Studies in Linux data storage

Save It


This month we look at filesystems for SSDs and show you how to get connected with a Windows Active Directory file server.

By Joe Casad and Rainer Lukas

Life was so easy when the all the data for a standalone computer stayed on a little local hard drive. If the hard disk died, you were out of luck (unless you had the habit of performing regular backups to a tape drive or a bevy of floppy disks), but as long as it was working, you never had to worry about connectivity, network authentication, and the array of hardware and filesystem compatibility issues facing today's IT professionals. The good news is, it is much easier to back up your data now. The bad news is, the amount of data you have to back up is astronomically larger, and the tools for accessing data storage systems are vastly more complicated.

This month we study Linux filesystem options for Solid-State Drives (SSDs), and we examine some important techniques for accessing Windows file servers in Active Directory environments. You'll learn how to set up your Linux system as an Active-Directory-ready Kerberos client, and we'll even show you a shortcut for easy AD access using Likewise Open.

So Much Data

By the end of the five-year period between 2006 and 2011, the volume of data stored globally - our digital universe - will have exploded to 10 times its current size. Toward the end of this period, 1,800 exabytes of new data are being added each year. This unimaginable mass of information spans a variety of formats and containers, with the number of containers growing one and a half times as fast as the volume of data itself. The forecast figure for 2011 is 20 quadrillion - 20 million billion - containers (data files, images, tags, and so on).

This explosion in data storage has caused (or been caused by) an explosion in the data storage hardware. The world's bits now reside on a rich collection of exotic devices. Some of the terms that turn up frequently in storage discussions include:

Many devices come with built-in (or easily configurable) fault tolerance features, and remote backup to a data center is always an option for an extra measure of safety.

Migrating from one storage device to another presents a range of complications, depending on the devices and the means of migration. Possibly the easiest situation for data migration occurs when data are stored on local disks managed by a RAID controller. If the migration target has a more recent RAID controller, however, you won't be able to just reconnect the disks. If the data reside on a software RAID, a physical move might be possible in some circumstances, but chances are you would rather upgrade to newer, larger, and faster disks. If you use an external RAID array, you will typically have the option of replicating the data on a second identical (or similar) system. This will normally mean purchasing the new system from the same manufacturer. If you can't attach the old memory subsystem to the new server, you have to use the IP network to transfer the data.

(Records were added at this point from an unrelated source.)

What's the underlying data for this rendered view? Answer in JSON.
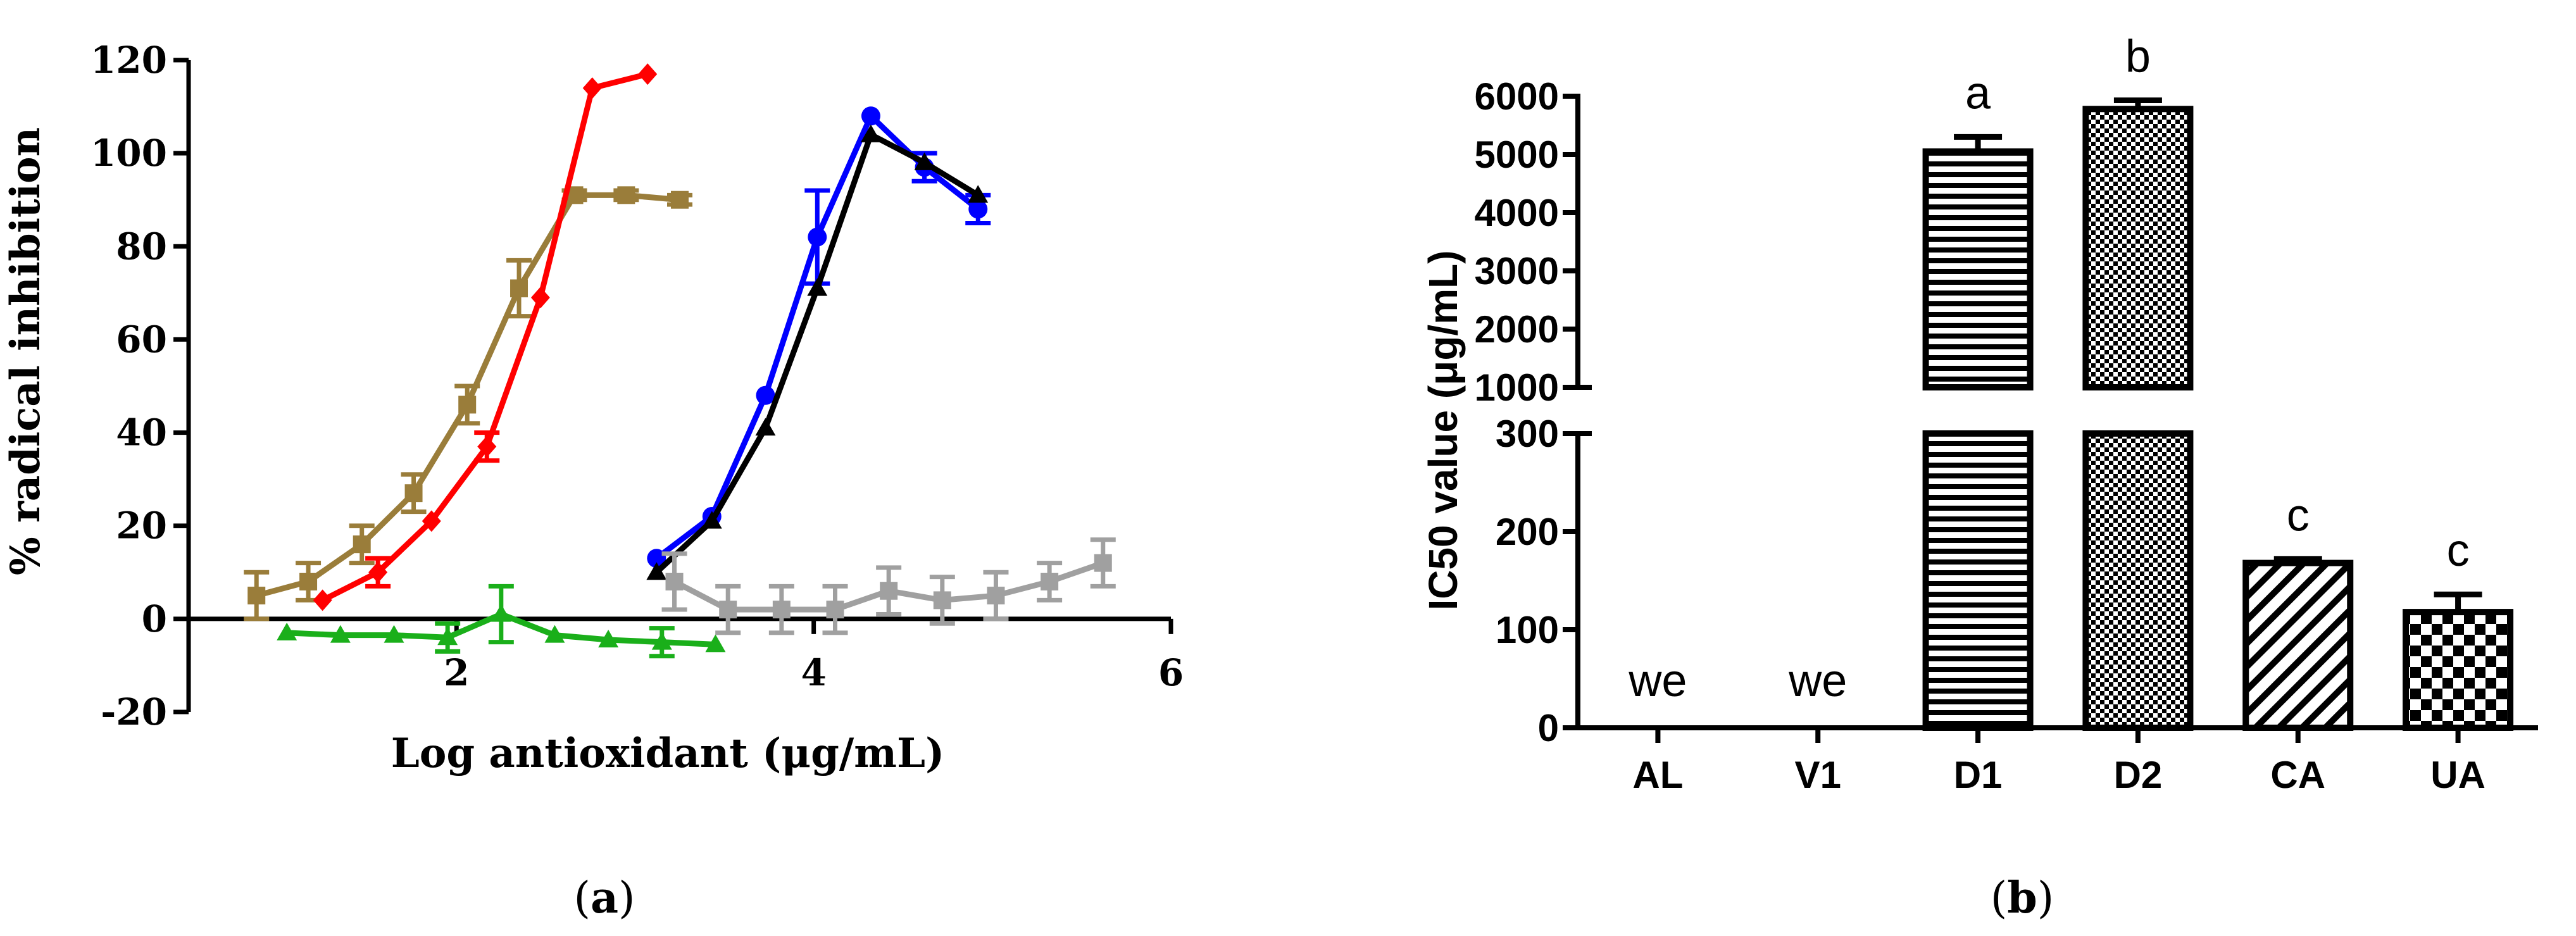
{
  "chart_data": [
    {
      "panel": "a",
      "type": "line",
      "panel_label": "a",
      "xlabel": "Log antioxidant (μg/mL)",
      "ylabel": "% radical inhibition",
      "xlim": [
        0.5,
        6
      ],
      "ylim": [
        -20,
        120
      ],
      "x_ticks": [
        2,
        4,
        6
      ],
      "y_ticks": [
        -20,
        0,
        20,
        40,
        60,
        80,
        100,
        120
      ],
      "series": [
        {
          "color": "#9a7d3a",
          "marker": "square",
          "x": [
            0.88,
            1.17,
            1.47,
            1.76,
            2.06,
            2.35,
            2.66,
            2.95,
            3.25
          ],
          "y": [
            5,
            8,
            16,
            27,
            46,
            71,
            91,
            91,
            90
          ],
          "err": [
            5,
            4,
            4,
            4,
            4,
            6,
            1,
            1,
            1
          ]
        },
        {
          "color": "#ff0000",
          "marker": "diamond",
          "x": [
            1.25,
            1.56,
            1.86,
            2.17,
            2.47,
            2.76,
            3.07
          ],
          "y": [
            4,
            10,
            21,
            37,
            69,
            114,
            117
          ],
          "err": [
            0,
            3,
            0,
            3,
            0,
            0,
            0
          ]
        },
        {
          "color": "#1aaf1a",
          "marker": "triangle",
          "x": [
            1.05,
            1.35,
            1.65,
            1.95,
            2.25,
            2.55,
            2.85,
            3.15,
            3.45
          ],
          "y": [
            -3,
            -3.5,
            -3.5,
            -4,
            1,
            -3.5,
            -4.5,
            -5,
            -5.5
          ],
          "err": [
            0,
            0,
            0,
            3,
            6,
            0,
            0,
            3,
            0
          ]
        },
        {
          "color": "#0000ff",
          "marker": "circle",
          "x": [
            3.12,
            3.43,
            3.73,
            4.02,
            4.32,
            4.62,
            4.92
          ],
          "y": [
            13,
            22,
            48,
            82,
            108,
            97,
            88
          ],
          "err": [
            0,
            0,
            0,
            10,
            0,
            3,
            3
          ]
        },
        {
          "color": "#000000",
          "marker": "triangle",
          "x": [
            3.12,
            3.43,
            3.73,
            4.02,
            4.32,
            4.62,
            4.92
          ],
          "y": [
            10,
            21,
            41,
            71,
            104,
            98,
            91
          ],
          "err": [
            0,
            0,
            0,
            0,
            0,
            0,
            0
          ]
        },
        {
          "color": "#a0a0a0",
          "marker": "square",
          "x": [
            3.22,
            3.52,
            3.82,
            4.12,
            4.42,
            4.72,
            5.02,
            5.32,
            5.62
          ],
          "y": [
            8,
            2,
            2,
            2,
            6,
            4,
            5,
            8,
            12
          ],
          "err": [
            6,
            5,
            5,
            5,
            5,
            5,
            5,
            4,
            5
          ]
        }
      ]
    },
    {
      "panel": "b",
      "type": "bar",
      "panel_label": "b",
      "xlabel": "",
      "ylabel": "IC50 value (μg/mL)",
      "categories": [
        "AL",
        "V1",
        "D1",
        "D2",
        "CA",
        "UA"
      ],
      "values": [
        0,
        0,
        5050,
        5780,
        168,
        118
      ],
      "errors": [
        0,
        0,
        250,
        150,
        4,
        18
      ],
      "patterns": [
        "none",
        "none",
        "horizontal-lines",
        "checker-fine",
        "diagonal-lines",
        "checker"
      ],
      "annotations": [
        "we",
        "we",
        "a",
        "b",
        "c",
        "c"
      ],
      "y_axis_break": {
        "lower_range": [
          0,
          300
        ],
        "upper_range": [
          1000,
          6000
        ]
      },
      "lower_ticks": [
        0,
        100,
        200,
        300
      ],
      "upper_ticks": [
        1000,
        2000,
        3000,
        4000,
        5000,
        6000
      ]
    }
  ]
}
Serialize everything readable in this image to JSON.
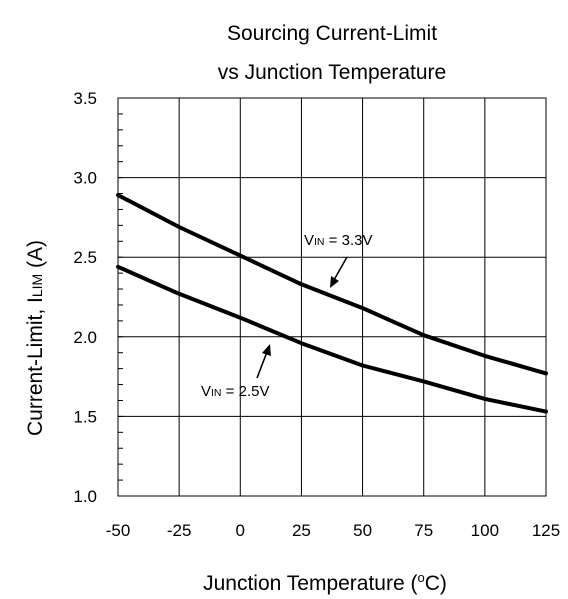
{
  "chart_data": {
    "type": "line",
    "title_line1": "Sourcing Current-Limit",
    "title_line2": "vs Junction Temperature",
    "xlabel_main": "Junction Temperature (",
    "xlabel_sup": "o",
    "xlabel_end": "C)",
    "ylabel_main": "Current-Limit, I",
    "ylabel_sub": "LIM",
    "ylabel_end": " (A)",
    "xlim": [
      -50,
      125
    ],
    "ylim": [
      1.0,
      3.5
    ],
    "x_ticks": [
      "-50",
      "-25",
      "0",
      "25",
      "50",
      "75",
      "100",
      "125"
    ],
    "y_ticks": [
      "1.0",
      "1.5",
      "2.0",
      "2.5",
      "3.0",
      "3.5"
    ],
    "grid": true,
    "series": [
      {
        "name": "VIN = 3.3V",
        "x": [
          -50,
          -25,
          0,
          25,
          50,
          75,
          100,
          125
        ],
        "y": [
          2.89,
          2.69,
          2.51,
          2.33,
          2.18,
          2.01,
          1.88,
          1.77
        ]
      },
      {
        "name": "VIN = 2.5V",
        "x": [
          -50,
          -25,
          0,
          25,
          50,
          75,
          100,
          125
        ],
        "y": [
          2.44,
          2.27,
          2.12,
          1.96,
          1.82,
          1.72,
          1.61,
          1.53
        ]
      }
    ],
    "annotations": [
      {
        "v": "V",
        "sub": "IN",
        "rest": " = 3.3V",
        "series": 0
      },
      {
        "v": "V",
        "sub": "IN",
        "rest": " = 2.5V",
        "series": 1
      }
    ]
  }
}
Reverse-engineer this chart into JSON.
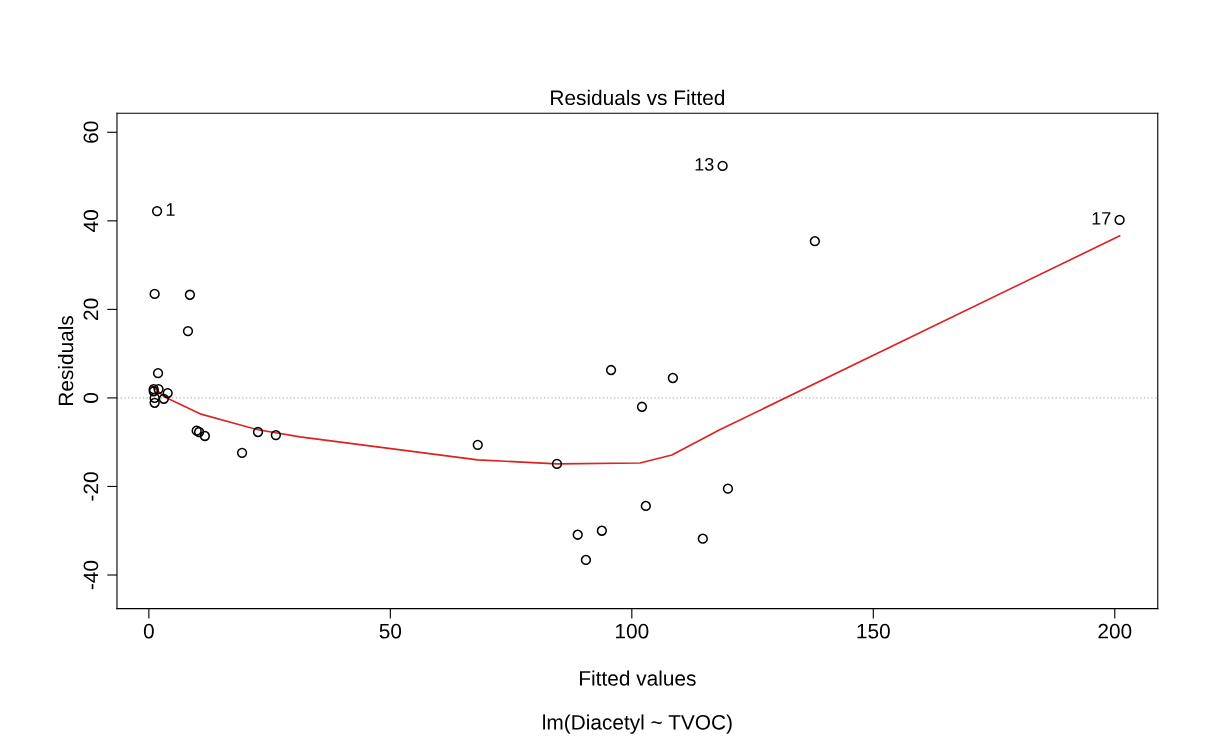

If the data are on a Direct Attached Storage system (Figure 1), such as a disk array connected directly to the server, the situation is very similar to the case of an internal hard disk, the only difference being that a professional storage subsystem often offers the ability to connect to multiple servers at the same time. Thanks to this option, you can connect your new server to the existing array, mount the old and new volumes for the migration, and simply create a local copy of the data.

Figure 1: A typical DAS system, the RDL-AS42S3, with 42 disk bays in a four-height-unit-tall case.

With a Storage Area Network (SAN), you can simply mount the old server's volumes on the new server, assuming you can configure the new server to interoperate with the SAN.

If you already have Network Area Storage (NAS) systems running at your data center, operating system migration is fairly simple. Because filesystems are managed by the storage hardware and not the servers, migration is typically not even necessary.

If you purchase a new NAS system from the same vendor as its predecessor, you will typically have some options for replicating the data online on the new system.

Read On

Keep reading for more on storing data on solid-state drives and configuring your Linux clients to access data on Windows Active Directory servers.

Giants Have Their Own Rules

Web 2.0 platforms like MySpace, YouTube, and Second Life, as well as Internet giants like eBay, Google, or Yahoo, generate unimaginably large volumes of data. Multiple petabytes of data are the norm. For example, the Kodak EasyShare Gallery stores about 8 petabytes (8,000,000 gigabytes) of data. Dailymotion, a European MySpace competitor, has added an average of 1 terabyte a day since it started up in 2005.

In cloud computing, the data volumes are even larger. The tier 1 data for the Large Hadron Collider (LHC) at CERN is sent to Karlsruhe, Germany, for processing. The cluster computer that handles this has 16 petabytes of storage at its disposal.